Точно легкий утренний туман, скользивший по горным уступам, развивалась белая накидка на плечах молоденькой девушки, и, право, Альбина ни разу еще не казалась мне такой хорошенькой. Может быть, это было действие утра и возбуждение от пережитых мною впечатлений. Если бы я провожал при такой обстановке не Альбину, а какую-нибудь высоко образованную девицу, то я наверное сострил бы, назвав себя ее паладином, избавившим ее от грозного великана, как водится в рыцарских романах. Но Альбину я мог попросить только поцеловать меня в вознаграждение, что она и исполнила с большим удовольствием, наклонившись ко мне с седла.
Вскоре после этого и я оставил Ялту, иначе вряд ли пришлось бы мне избежать мести и преследования Мустафы, раздраженного моим вмешательством. Не дай Бог никому затронуть татарина -- за ним стоят все его родичи: братья, зятья и племянники.
1 Чунгур -- второй повод, употребляемый татарами для привязывания лошадей.
2 Папучи -- туфли с носком и одною подошвой.
ЕВПАТОРИЙСКИЕ СТЕПИ
Случалось ли вам когда-нибудь заблудиться в степи?
Нет чувства безотраднее...
Выехав еще засветло из Евпатории по делу к одному из окрестных помещиков, я вскоре сбился с дороги. Местность была однообразная, ровная. Верст за пять от города в постоялом дворе, стоявшем на перепутье и красноречиво называвшемся "Свиданье двух добрых друзей", я расспросил хозяина, тучного и красного мещанина, куда ехать, и направился по его указанию. Он еще долго стоял на крыльце и что-то кричал мне вдогонку, но за стуком шарабана я уже не слышал дальнейших наставлений.

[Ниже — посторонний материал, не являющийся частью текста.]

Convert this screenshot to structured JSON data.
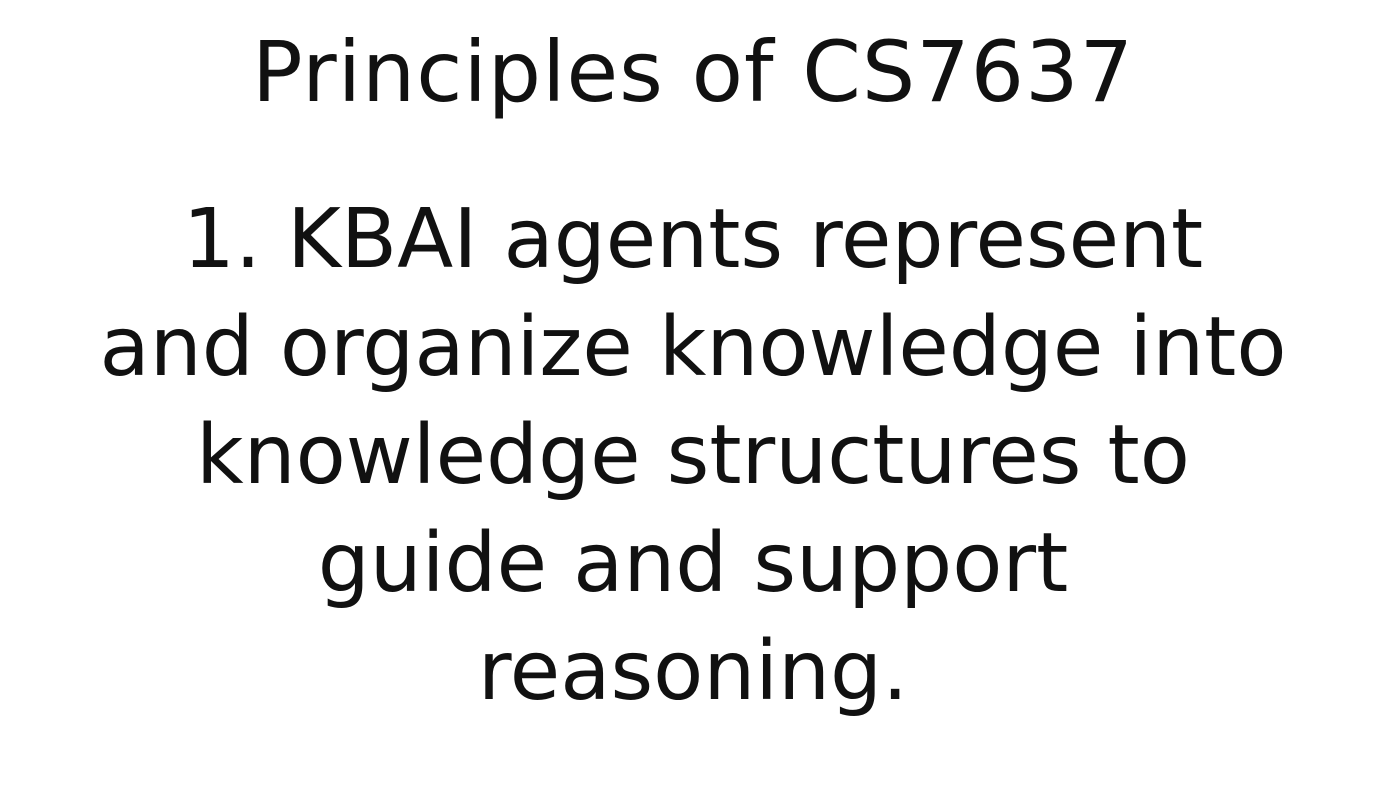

Серый, пыльный почтовый тракт, изрезанный глубокими колеями, бежал бесконечно в даль. По обеим сторонам его тянулись узкие полосы вспаханной земли, терявшиеся в степном просторе, в зеленовато-бурых пространствах выжженной солнцем травы. Черные дрозды подымались из придорожного ковыля и садились на телеграфную проволоку. Моя лошадь, низкорослый, но крепкий жеребчик крымской породы, бежала мелкой иноходью, побрякивая бубенчиком и подымая пыль, которая густым слоем садилась на лакированные потрескавшиеся от жары крылья шарабана, на мою шинель и белую фуражку. Я все ожидал, указанного мне поворота на проселочную дорогу, но его не было видно. Пестрые столбики верст мелькали один за другим, а между тем стемнело, и почти без сумерек, как всегда на юге, над степью быстро спустилась черная ночь. Где-то справа замигал, вдалеке огонек.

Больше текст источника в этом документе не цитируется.